I am working with a number of great institutions/programs on the development of meaningful assessment processes.  Of course, I love what I do so it is easy to let it consume me as I know that ultimately, a successful process will lead to more successful students.  However, I am struck about how easy it is to get so focused on the process that we forget the real purpose of all this activity--thus the title of this entry.  Yes, the process is designed to determine how well the program/institution is doing in producing student outcomes.  However, is that all there is?

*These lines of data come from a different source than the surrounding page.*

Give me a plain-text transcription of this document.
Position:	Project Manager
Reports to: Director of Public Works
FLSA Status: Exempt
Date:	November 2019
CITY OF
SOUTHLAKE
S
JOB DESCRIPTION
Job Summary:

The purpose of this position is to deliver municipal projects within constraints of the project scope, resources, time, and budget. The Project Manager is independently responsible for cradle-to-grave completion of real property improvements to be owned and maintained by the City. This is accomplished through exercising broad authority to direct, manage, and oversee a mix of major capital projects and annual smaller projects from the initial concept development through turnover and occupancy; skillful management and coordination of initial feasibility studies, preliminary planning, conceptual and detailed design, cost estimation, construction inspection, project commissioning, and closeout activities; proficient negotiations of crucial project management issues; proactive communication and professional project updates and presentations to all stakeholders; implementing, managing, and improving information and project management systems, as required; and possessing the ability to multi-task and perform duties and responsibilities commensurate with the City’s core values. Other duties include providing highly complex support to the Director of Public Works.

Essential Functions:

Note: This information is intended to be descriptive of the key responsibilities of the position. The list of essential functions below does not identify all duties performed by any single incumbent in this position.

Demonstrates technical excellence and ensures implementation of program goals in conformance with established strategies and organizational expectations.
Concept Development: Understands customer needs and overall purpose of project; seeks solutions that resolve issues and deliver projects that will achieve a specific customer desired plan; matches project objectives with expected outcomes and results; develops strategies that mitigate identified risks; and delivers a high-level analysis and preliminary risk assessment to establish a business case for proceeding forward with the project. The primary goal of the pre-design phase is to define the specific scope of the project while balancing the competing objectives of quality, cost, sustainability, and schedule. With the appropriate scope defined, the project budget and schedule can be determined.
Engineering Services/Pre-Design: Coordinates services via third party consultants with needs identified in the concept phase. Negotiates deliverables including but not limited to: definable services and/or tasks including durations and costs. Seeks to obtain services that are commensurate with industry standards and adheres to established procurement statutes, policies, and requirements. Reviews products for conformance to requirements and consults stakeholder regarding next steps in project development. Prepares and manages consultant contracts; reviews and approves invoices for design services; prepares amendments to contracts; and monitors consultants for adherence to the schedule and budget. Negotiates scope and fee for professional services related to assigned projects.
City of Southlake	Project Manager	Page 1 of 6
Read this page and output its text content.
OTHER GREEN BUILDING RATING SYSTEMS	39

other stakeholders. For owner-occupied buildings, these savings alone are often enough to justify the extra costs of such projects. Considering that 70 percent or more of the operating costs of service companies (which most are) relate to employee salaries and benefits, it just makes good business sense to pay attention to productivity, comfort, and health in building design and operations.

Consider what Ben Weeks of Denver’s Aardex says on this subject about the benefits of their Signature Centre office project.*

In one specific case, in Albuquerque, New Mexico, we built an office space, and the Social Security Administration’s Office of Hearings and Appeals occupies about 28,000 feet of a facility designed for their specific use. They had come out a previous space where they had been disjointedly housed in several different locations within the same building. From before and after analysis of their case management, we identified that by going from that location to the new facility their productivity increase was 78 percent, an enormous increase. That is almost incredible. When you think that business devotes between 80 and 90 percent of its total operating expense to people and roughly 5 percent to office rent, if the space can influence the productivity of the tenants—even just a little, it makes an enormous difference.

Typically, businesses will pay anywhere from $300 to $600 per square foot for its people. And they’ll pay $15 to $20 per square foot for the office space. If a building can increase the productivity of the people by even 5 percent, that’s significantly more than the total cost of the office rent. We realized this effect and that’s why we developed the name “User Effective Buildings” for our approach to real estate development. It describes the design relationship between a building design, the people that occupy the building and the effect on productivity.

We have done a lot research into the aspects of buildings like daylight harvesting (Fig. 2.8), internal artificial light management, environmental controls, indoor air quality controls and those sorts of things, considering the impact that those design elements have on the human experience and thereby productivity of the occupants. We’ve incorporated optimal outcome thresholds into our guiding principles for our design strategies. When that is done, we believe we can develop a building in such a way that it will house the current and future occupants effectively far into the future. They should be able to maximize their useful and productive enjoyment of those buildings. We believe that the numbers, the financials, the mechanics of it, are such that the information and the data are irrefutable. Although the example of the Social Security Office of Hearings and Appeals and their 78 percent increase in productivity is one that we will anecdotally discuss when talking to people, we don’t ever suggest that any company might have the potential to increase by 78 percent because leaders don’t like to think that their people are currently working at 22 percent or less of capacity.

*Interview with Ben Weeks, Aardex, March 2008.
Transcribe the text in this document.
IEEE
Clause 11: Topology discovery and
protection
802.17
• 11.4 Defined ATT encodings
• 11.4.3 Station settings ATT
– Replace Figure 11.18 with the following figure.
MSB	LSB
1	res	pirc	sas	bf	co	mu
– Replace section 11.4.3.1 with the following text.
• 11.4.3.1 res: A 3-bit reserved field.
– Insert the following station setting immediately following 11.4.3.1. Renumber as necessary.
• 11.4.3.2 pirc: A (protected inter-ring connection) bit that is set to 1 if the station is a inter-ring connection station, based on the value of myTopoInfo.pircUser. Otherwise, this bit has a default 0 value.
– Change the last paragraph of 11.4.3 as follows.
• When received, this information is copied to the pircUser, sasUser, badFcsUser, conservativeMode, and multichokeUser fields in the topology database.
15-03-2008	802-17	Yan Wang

If we believe that student learning is cumulative over time and that what students learn in one course they will use, practice, or further develop in another course, then it becomes clear that collecting data in a "summative" course that documents student learning is sufficient to know how well the program/institution is doing in delivering education.  However, we need to remember that this is about STUDENTS and what they know or can do.   Research tells us that students do best when they know the performance that is expected of them and when they get feedback on their performance.  Individual students should be provided information on what is expected of them (i.e., what will be on the test) and given feedback on their performance in formative contexts (courses/experiences before the summative assessment).  For example, do they get the scoring rubric that will be used to evaluate their performance or do they get written comments as to how to improve their performance?  Does their performance "count" in the final grading process?  If they are being asked to write an essay about the importance of diversity in the work setting, do they also get feedback on their writing as well as the "content" of the essay?  If so, is it considered a part of the grade for the assignment?  Is writing important in all contexts or just writing classes?  What is the message that is being sent to students? 

Providing students with feedback on their performance throughout the curriculum will improve the student outcomes by the end of the program.  It is important that we don't leave students out of this process.  Too many times we only get bathwater.